The proposed new flood wall had an estimated $66 million price tag in a 2018 AECOM report. But, beginning in December, DPW began telling residents that rising labor and materials costs had pushed the total to $90 million.
“The upfront costs of this project come out of the Stormwater Fund,” said Mike Massonne, who manages the DPW’s stormwater program, at a town hall earlier this month. [The fund] cannot bear that burden and still build stormwater projects across the entirety of the county, and support the bonds that are necessary to do all the work.”
But residents in houses that would be marked for removal say they feel blindsided by the change in plans.
Daniel Axler, a 34-year Rocky Ripple resident, owns a house in the 500 block of Riverview Drive that would be demolished. He said he wouldn’t have made investments in his property if he’d known it faced demolition.
“The primary things are we all want flood protection, and we all want to keep our houses, and let’s hold the city to account for what they promised,” Axler said. “Otherwise, geez, I wouldn’t have been putting an almost $30,000 roof on my house, knowing my house is going to be taken down this year.”
The outrage comes with decades of history.
In 1996, town residents narrowly voted against a U.S. Army Corp. of Engineers flood wall proposal that would’ve taken out dozens of houses along the river.
But with the outlook for the current earthen barrier growing more dire, residents have continued to clamor for protection—along their terms.
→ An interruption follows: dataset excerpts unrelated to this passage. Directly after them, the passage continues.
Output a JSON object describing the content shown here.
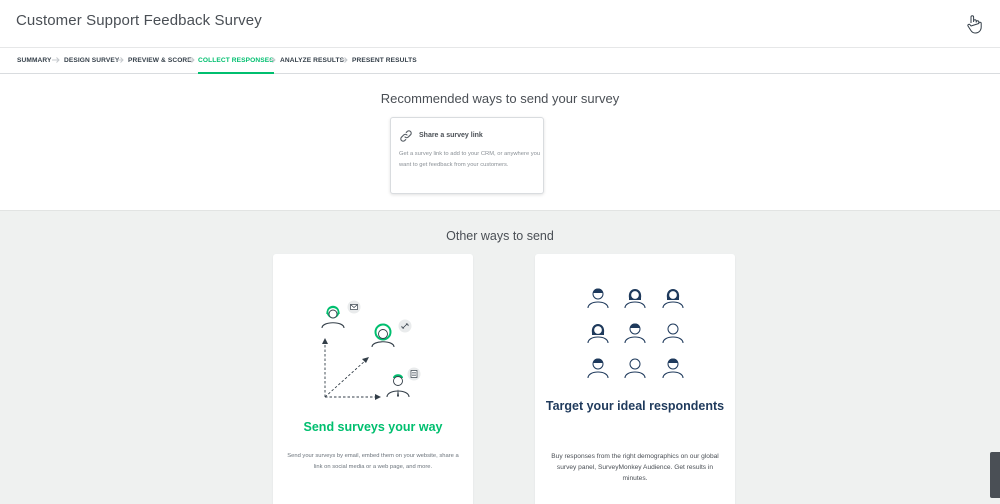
{
  "header": {
    "title": "Customer Support Feedback Survey"
  },
  "nav": {
    "items": [
      {
        "label": "SUMMARY"
      },
      {
        "label": "DESIGN SURVEY"
      },
      {
        "label": "PREVIEW & SCORE"
      },
      {
        "label": "COLLECT RESPONSES"
      },
      {
        "label": "ANALYZE RESULTS"
      },
      {
        "label": "PRESENT RESULTS"
      }
    ],
    "active_index": 3
  },
  "recommended": {
    "title": "Recommended ways to send your survey",
    "card": {
      "icon": "link-icon",
      "title": "Share a survey link",
      "description": "Get a survey link to add to your CRM, or anywhere you want to get feedback from your customers."
    }
  },
  "other": {
    "title": "Other ways to send",
    "cards": [
      {
        "heading": "Send surveys your way",
        "description": "Send your surveys by email, embed them on your website, share a link on social media or a web page, and more."
      },
      {
        "heading": "Target your ideal respondents",
        "description": "Buy responses from the right demographics on our global survey panel, SurveyMonkey Audience. Get results in minutes."
      }
    ]
  },
  "colors": {
    "accent_green": "#00bf6f",
    "navy": "#1f3a5c",
    "text": "#333e48",
    "background_gray": "#eff1f0"
  }
}
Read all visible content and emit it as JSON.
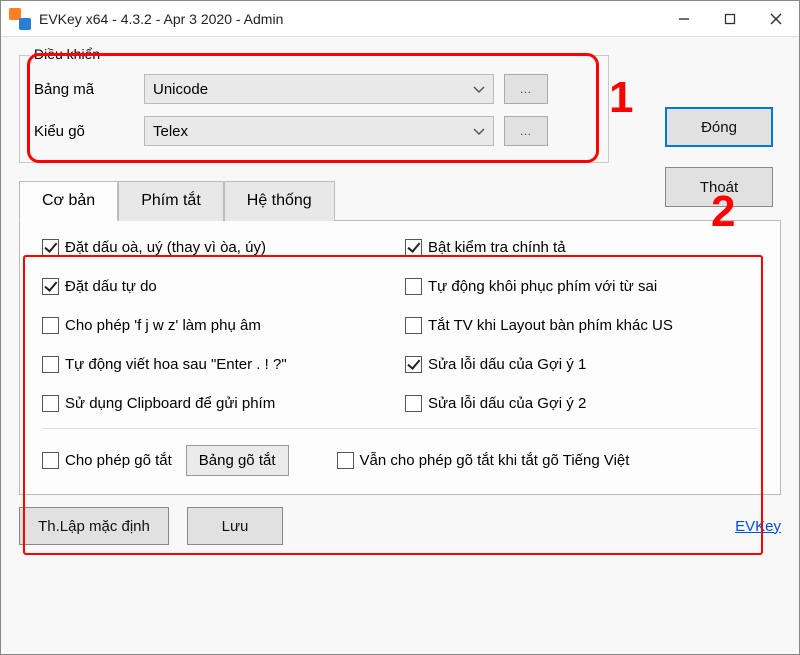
{
  "title": "EVKey x64 - 4.3.2 - Apr  3 2020 - Admin",
  "group": {
    "label": "Điều khiển",
    "rows": [
      {
        "label": "Bảng mã",
        "value": "Unicode"
      },
      {
        "label": "Kiểu gõ",
        "value": "Telex"
      }
    ]
  },
  "buttons": {
    "close": "Đóng",
    "exit": "Thoát",
    "defaults": "Th.Lập mặc định",
    "save": "Lưu",
    "shortcut_table": "Bảng gõ tắt"
  },
  "tabs": {
    "basic": "Cơ bản",
    "hotkeys": "Phím tắt",
    "system": "Hệ thống"
  },
  "options": {
    "o1": {
      "checked": true,
      "label": "Đặt dấu oà, uý (thay vì òa, úy)"
    },
    "o2": {
      "checked": true,
      "label": "Bật kiểm tra chính tả"
    },
    "o3": {
      "checked": true,
      "label": "Đặt dấu tự do"
    },
    "o4": {
      "checked": false,
      "label": "Tự động khôi phục phím với từ sai"
    },
    "o5": {
      "checked": false,
      "label": "Cho phép 'f j w z' làm phụ âm"
    },
    "o6": {
      "checked": false,
      "label": "Tắt TV khi Layout bàn phím khác US"
    },
    "o7": {
      "checked": false,
      "label": "Tự động viết hoa sau \"Enter . ! ?\""
    },
    "o8": {
      "checked": true,
      "label": "Sửa lỗi dấu của Gợi ý 1"
    },
    "o9": {
      "checked": false,
      "label": "Sử dụng Clipboard để gửi phím"
    },
    "o10": {
      "checked": false,
      "label": "Sửa lỗi dấu của Gợi ý 2"
    },
    "o11": {
      "checked": false,
      "label": "Cho phép gõ tắt"
    },
    "o12": {
      "checked": false,
      "label": "Vẫn cho phép gõ tắt khi tắt gõ Tiếng Việt"
    }
  },
  "link": "EVKey",
  "annotations": {
    "n1": "1",
    "n2": "2"
  }
}
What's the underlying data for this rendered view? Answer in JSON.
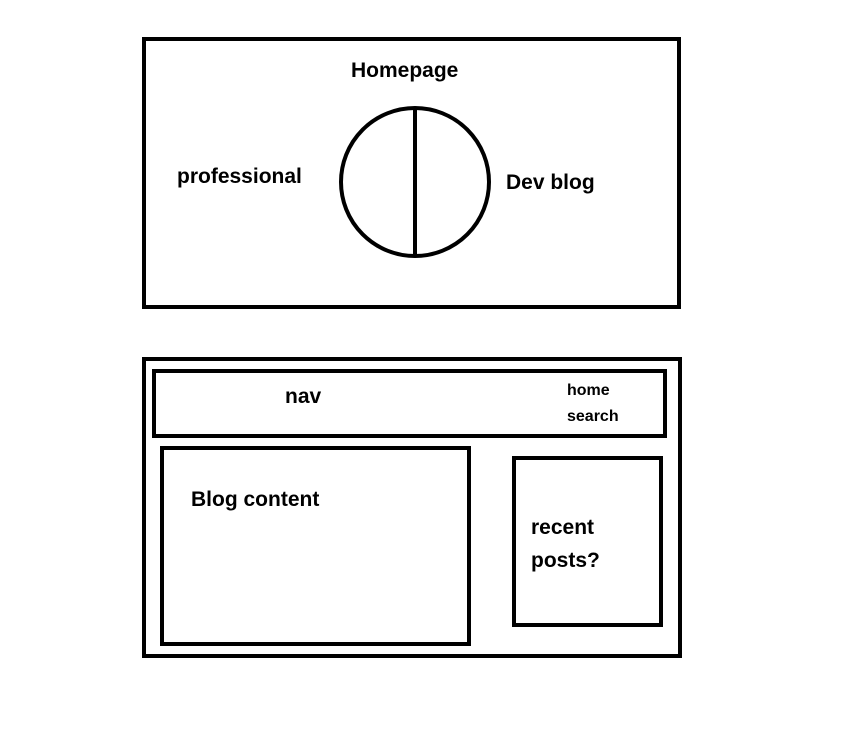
{
  "homepage": {
    "title": "Homepage",
    "left_label": "professional",
    "right_label": "Dev blog"
  },
  "blog_layout": {
    "nav": {
      "label": "nav",
      "links": [
        "home",
        "search"
      ]
    },
    "main_label": "Blog content",
    "sidebar_label_line1": "recent",
    "sidebar_label_line2": "posts?"
  }
}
In 2004, the Rocky Rocky Town Council formerly asked to be included in a federal flood-protection plan, and has asked for protection repeatedly since, according to a 2017 letter from the town government.
Nearly 76% of surveyed residents in September 2018 voted for a version of the flood wall that would have preserved the river homes and taken out several sheds, according to the survey results. Rocky Ripple’s town government approved the plan in November 2018.
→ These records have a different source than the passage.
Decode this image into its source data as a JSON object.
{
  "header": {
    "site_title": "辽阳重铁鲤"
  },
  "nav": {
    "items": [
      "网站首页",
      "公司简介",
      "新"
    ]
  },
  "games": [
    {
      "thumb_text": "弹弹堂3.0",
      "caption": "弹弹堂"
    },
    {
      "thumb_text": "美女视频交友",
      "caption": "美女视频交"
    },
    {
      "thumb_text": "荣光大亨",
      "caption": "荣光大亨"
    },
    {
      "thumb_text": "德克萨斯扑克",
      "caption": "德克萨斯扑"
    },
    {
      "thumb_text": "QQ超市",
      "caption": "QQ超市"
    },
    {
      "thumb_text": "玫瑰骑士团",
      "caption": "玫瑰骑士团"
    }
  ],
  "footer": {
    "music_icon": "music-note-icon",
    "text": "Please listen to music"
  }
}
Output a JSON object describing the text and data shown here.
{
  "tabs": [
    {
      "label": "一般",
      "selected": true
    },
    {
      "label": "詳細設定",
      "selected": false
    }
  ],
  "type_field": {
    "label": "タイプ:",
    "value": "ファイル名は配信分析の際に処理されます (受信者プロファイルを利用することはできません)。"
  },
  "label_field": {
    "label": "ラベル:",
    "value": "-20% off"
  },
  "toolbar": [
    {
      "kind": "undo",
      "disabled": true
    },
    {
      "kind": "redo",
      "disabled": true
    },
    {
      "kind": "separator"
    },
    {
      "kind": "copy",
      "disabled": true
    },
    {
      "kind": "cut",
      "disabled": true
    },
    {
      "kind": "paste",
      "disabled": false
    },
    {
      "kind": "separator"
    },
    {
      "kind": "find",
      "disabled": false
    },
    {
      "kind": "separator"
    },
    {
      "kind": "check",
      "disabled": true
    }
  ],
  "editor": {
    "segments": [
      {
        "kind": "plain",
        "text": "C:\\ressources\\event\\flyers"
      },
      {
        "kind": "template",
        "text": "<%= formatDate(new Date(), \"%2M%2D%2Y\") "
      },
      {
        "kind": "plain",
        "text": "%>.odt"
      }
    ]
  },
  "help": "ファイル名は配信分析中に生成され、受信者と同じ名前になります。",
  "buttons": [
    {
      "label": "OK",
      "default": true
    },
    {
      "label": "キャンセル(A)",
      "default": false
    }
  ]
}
In 2019, the Indianapolis City-County Council approved creating a flood control improvement district, which works similarly to a tax increment financing district, to fund the project. DPW would cover the upfront costs. Rocky Ripple would use the expected increase in property values, and therefore property taxes, to reimburse the city.
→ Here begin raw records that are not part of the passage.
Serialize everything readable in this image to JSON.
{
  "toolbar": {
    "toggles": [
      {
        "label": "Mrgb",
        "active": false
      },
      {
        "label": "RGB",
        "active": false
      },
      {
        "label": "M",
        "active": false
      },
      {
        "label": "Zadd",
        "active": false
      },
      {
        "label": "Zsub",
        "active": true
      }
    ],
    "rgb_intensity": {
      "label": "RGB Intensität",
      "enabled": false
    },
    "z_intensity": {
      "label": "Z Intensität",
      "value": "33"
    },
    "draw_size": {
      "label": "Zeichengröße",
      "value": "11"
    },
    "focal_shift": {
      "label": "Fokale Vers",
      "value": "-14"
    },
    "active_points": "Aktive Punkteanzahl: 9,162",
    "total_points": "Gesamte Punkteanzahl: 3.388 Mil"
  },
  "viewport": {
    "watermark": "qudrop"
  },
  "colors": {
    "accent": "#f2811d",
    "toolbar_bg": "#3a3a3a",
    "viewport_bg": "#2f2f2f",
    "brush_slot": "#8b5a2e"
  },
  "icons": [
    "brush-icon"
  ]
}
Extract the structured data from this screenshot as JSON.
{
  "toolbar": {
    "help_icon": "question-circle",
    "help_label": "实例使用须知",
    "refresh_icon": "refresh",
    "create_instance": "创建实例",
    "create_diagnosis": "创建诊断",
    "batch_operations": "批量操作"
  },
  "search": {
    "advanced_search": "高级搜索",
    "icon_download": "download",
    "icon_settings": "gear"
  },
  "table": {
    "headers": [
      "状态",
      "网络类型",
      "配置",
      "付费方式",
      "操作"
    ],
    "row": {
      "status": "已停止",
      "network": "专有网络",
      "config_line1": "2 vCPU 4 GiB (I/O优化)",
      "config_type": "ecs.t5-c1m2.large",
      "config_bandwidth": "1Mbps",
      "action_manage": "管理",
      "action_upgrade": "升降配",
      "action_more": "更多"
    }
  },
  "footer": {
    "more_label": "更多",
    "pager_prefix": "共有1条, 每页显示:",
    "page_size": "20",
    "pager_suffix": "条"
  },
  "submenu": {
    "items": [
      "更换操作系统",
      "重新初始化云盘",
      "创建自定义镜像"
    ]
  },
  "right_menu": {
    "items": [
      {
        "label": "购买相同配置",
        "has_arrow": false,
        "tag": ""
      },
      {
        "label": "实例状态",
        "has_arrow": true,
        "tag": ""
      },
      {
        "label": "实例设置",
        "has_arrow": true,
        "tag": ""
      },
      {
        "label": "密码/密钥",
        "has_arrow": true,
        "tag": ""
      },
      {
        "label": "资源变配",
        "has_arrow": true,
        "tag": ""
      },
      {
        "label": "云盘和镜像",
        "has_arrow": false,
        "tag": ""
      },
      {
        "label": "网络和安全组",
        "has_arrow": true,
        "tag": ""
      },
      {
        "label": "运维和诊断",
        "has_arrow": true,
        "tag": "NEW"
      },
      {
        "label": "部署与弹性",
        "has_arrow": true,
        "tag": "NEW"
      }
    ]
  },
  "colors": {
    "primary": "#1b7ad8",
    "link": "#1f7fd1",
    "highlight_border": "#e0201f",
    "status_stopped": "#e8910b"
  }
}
But DPW says it can’t take on the new total, which it says has ballooned due to labor and material price surges.
To bring down the price tag, the team has proposed swapping more expensive wall types for the cheaper earthen levee, which comes with a larger footprint in a relatively narrow area. It would take out 10 houses downstream and potentially several more upstream.
Byrne and Axler are among the riverside residents speaking out, and asking the three-person town board to stand by a no-demolition alternative.
Town councilors, meanwhile, say they want to avoid demolitions, and haven’t made any decisions yet, but ultimately, have to consider all of Rocky Ripple’s residents.
“It’s a little disheartening that we’re going back now and having to make changes to that [plan] because I think the thing that really sold that neighborhood on the project was the fact that we didn’t take down any homes,” said President Mandy Redmond. “Having said that, I was elected on the platform that I would work toward obtaining flood protection for Rocky Ripple, so that’s number one on my priority list.”
Councilor Randy Sanders echoed Redmond’s remarks.
“Until the end, I’m going to fight for what’s best for the community, push back against DPW and try to get the project back to the point of no homes and no town hall being removed,” he said. “And, you know, there may be a point where that hard decision has to be made that we’re not going to get back to that point. And we’ll just have to figure that out when we get there.”